I’ve been reading The Gulag Archipelago, the 20th Century classic by Russian dissident Aleksandr Solzhenitsyn.  I remember my father and uncles reading it when I was a child, and it was a relatively new book. I am broken by it.  I am disgusted by it.  I am changed by it

I am saddened that it took me this long to start.  But then, almost nobody ever talked about it when I was in high school or college.  We learned about suffering.   But it seems, in terms of human inhumanity, our education higlighted slavery in the Americas and the Holocaust in Nazi Germany.  Both things of gut-wrenching horror that stretch our belief that humans can be good at all.

But I have been moving through the pages of Gulag, each chapter describing another level of human wickedness and depravity; another list of ways in which humans can torment, torture and murder others without so much as the bat of an eye, and all for ideology.  Arrest and conviction without trial. Murder couched in soaring revolutionary rhetoric, and often as pretext for revenge, greed or simple lust.   All as a means to power.  And power the means to more murder in a vast Marxist/Leninist/Stalinist experiment in positively reinforcing terror.

I knew it was bad. I had no idea how bad.  I shake my head.

There’s a lot of bad out there today as well.  Open slave markets in Libya in which sub-Saharan Africans are put on the block.  Ongoing civil wars in Syria and in Nigeria which have left hundreds of thousands dead. Muslims in concentration camps in China, being ‘re-educated’ as good citizens.

Oddly, things in the world are getting steadily better…even though there is much to be done.  I just want to point out that if we spend all our time on our ridiculous phones and on our ludicrious social media accounts, we’ll miss a lot of things happening in the world.  (And if we manipulate the past to make our students more comfortable, then neither they (nor we) will be able to catalog and discuss its collected miseries.)
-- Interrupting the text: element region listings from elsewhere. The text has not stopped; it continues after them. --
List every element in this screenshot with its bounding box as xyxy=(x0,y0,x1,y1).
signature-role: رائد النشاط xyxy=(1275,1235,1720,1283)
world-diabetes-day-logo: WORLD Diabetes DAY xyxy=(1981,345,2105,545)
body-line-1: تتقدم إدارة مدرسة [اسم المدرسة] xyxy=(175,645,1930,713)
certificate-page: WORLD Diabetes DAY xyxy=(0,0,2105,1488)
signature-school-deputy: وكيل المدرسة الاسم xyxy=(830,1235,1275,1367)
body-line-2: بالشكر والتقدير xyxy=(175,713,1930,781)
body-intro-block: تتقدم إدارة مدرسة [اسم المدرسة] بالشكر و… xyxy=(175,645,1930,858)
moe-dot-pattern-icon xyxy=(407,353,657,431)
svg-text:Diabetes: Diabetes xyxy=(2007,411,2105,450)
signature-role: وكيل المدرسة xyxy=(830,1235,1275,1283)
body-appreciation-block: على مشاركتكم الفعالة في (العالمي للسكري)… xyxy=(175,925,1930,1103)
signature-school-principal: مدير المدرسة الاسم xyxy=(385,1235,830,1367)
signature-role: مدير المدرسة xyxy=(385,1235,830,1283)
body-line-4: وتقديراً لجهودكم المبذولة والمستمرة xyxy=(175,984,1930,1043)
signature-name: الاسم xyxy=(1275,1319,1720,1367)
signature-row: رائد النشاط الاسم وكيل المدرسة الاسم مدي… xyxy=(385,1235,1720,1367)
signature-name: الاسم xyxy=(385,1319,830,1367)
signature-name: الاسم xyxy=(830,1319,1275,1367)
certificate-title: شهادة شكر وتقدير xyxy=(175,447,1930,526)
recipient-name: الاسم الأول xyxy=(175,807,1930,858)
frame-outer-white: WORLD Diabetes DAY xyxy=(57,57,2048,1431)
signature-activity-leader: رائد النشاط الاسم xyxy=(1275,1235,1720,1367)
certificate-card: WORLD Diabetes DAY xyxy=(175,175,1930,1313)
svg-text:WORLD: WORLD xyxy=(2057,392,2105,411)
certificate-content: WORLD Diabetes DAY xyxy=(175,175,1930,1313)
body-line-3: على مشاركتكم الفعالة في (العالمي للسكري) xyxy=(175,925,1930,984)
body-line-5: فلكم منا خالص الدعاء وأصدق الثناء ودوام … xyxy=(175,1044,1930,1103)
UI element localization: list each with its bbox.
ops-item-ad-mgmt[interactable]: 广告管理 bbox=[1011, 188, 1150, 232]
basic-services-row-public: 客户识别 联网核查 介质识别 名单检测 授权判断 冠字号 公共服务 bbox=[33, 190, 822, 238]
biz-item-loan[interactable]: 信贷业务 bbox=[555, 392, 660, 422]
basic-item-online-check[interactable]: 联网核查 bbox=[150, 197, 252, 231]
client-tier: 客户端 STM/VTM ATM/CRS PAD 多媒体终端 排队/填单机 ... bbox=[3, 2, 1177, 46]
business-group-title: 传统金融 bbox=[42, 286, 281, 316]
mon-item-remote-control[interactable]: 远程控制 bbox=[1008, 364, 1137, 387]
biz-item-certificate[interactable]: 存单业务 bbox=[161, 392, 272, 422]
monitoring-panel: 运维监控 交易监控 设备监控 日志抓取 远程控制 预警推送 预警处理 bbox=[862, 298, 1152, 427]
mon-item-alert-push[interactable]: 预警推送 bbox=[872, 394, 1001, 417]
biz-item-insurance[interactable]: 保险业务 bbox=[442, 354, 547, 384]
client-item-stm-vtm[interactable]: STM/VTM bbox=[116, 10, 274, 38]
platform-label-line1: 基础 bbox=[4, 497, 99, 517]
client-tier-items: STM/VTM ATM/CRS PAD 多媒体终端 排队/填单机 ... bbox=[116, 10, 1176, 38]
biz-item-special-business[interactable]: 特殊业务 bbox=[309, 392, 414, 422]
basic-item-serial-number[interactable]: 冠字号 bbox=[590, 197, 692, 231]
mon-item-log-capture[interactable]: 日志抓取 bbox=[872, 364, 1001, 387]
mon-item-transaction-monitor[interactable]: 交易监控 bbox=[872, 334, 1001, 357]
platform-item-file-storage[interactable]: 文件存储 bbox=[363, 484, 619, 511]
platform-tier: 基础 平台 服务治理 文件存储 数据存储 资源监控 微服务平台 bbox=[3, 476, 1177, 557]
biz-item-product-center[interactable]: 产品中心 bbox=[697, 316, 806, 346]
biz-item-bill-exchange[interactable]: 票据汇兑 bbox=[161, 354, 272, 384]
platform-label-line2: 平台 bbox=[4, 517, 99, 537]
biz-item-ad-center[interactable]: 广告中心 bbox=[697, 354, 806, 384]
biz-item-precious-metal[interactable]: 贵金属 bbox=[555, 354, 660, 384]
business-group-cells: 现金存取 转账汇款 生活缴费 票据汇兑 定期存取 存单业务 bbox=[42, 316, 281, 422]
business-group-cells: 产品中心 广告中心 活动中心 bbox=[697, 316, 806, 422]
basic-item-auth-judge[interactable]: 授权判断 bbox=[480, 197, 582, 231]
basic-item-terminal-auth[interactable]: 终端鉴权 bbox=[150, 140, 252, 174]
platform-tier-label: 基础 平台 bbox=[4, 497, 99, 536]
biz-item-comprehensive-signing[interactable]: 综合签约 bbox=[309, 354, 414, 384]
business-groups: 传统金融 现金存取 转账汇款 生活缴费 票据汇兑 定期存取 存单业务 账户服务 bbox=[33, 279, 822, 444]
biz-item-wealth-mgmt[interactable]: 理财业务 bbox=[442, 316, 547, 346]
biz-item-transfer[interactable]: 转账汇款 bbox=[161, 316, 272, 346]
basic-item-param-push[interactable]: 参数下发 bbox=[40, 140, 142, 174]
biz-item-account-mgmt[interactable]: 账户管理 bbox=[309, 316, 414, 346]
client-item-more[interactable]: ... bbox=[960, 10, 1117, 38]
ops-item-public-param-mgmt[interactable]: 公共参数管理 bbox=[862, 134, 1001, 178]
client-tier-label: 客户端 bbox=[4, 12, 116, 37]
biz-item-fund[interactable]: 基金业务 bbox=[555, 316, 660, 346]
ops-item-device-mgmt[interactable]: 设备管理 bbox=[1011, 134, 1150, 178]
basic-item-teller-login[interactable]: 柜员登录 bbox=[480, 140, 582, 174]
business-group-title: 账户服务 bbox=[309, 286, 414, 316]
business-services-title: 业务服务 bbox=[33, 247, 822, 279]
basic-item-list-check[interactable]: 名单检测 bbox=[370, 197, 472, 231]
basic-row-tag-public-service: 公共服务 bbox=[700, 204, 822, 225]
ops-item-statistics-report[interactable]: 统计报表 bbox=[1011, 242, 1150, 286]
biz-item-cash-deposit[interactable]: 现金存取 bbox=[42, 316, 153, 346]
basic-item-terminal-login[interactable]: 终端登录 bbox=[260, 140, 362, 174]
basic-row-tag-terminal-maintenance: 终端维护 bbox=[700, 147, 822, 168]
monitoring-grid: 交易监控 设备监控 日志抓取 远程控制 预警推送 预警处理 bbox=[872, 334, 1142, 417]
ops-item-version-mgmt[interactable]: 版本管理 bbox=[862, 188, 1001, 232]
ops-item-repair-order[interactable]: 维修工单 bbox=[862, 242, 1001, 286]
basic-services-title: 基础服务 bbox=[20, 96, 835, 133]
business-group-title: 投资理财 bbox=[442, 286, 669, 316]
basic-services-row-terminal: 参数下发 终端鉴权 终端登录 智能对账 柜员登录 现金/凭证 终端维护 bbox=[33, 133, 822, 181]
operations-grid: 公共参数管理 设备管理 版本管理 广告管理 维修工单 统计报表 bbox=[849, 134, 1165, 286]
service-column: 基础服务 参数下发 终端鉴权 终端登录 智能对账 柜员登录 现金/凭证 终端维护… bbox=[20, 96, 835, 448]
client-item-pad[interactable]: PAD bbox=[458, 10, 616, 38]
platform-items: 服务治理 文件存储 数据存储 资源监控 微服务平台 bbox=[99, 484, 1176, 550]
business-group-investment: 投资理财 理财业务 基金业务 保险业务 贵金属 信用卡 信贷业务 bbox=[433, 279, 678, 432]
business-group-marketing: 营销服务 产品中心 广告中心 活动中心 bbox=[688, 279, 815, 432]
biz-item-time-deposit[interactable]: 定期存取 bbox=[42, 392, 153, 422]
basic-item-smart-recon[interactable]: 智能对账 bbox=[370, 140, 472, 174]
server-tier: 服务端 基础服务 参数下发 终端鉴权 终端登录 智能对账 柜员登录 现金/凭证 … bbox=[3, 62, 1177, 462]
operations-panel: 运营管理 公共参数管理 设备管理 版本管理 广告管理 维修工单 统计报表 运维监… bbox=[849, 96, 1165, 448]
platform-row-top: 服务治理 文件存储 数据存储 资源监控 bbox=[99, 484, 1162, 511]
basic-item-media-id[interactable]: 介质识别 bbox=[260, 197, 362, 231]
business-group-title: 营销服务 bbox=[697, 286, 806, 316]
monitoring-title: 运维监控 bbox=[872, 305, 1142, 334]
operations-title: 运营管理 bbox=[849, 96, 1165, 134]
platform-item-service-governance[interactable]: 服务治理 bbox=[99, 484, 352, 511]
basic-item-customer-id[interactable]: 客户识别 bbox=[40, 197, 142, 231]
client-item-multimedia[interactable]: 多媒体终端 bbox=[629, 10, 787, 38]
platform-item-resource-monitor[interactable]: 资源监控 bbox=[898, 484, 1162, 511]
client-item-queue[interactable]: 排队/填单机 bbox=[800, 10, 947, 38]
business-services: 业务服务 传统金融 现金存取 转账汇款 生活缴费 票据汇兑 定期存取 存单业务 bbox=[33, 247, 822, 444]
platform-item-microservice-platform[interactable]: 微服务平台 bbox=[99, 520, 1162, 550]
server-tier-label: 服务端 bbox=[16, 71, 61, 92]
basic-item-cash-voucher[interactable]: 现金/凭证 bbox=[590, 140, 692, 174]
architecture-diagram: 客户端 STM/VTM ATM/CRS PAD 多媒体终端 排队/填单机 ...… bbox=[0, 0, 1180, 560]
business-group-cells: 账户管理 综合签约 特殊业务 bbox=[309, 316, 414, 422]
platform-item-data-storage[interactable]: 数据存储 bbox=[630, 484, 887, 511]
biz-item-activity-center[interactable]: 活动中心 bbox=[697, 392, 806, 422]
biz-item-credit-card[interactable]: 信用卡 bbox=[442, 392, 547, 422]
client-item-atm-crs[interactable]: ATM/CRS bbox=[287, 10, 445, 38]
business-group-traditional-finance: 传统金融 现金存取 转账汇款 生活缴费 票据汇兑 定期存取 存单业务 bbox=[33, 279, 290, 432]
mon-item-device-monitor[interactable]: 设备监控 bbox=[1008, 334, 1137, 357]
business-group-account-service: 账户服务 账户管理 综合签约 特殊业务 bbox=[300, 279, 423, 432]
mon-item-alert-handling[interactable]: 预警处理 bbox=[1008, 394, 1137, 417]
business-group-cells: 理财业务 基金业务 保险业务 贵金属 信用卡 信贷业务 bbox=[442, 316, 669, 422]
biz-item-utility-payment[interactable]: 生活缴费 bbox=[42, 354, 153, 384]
And worst, we’ll begin to believe, to really believe, that the arguments, push-back, name-calling and even marginalization we experience are among the worst things in the world.  Even as we surf that web and buy our phones and chain ourselves to them in what is quite literally the most free and equal nation on earth.

History calls.  The world weeps and beckons.  Look up and look around.  Turn off the ad-driven drivel that occupies your mind and see what men and women, boys and girls endure domestically and internationally.  Study the past, study the present and prepare to make the future better. Or else, sit back in numb entertainment and you can experience the horrors yourself when they return due to human sloth, wickedness, envy and ignorance.

But if you learn, if you really try, then you may decide how much you suffer (or don’t) by comparison, how horrible your own life is (or isn’t) by comparison and what you can do for the rest of the suffering world and for the children yet to populate it.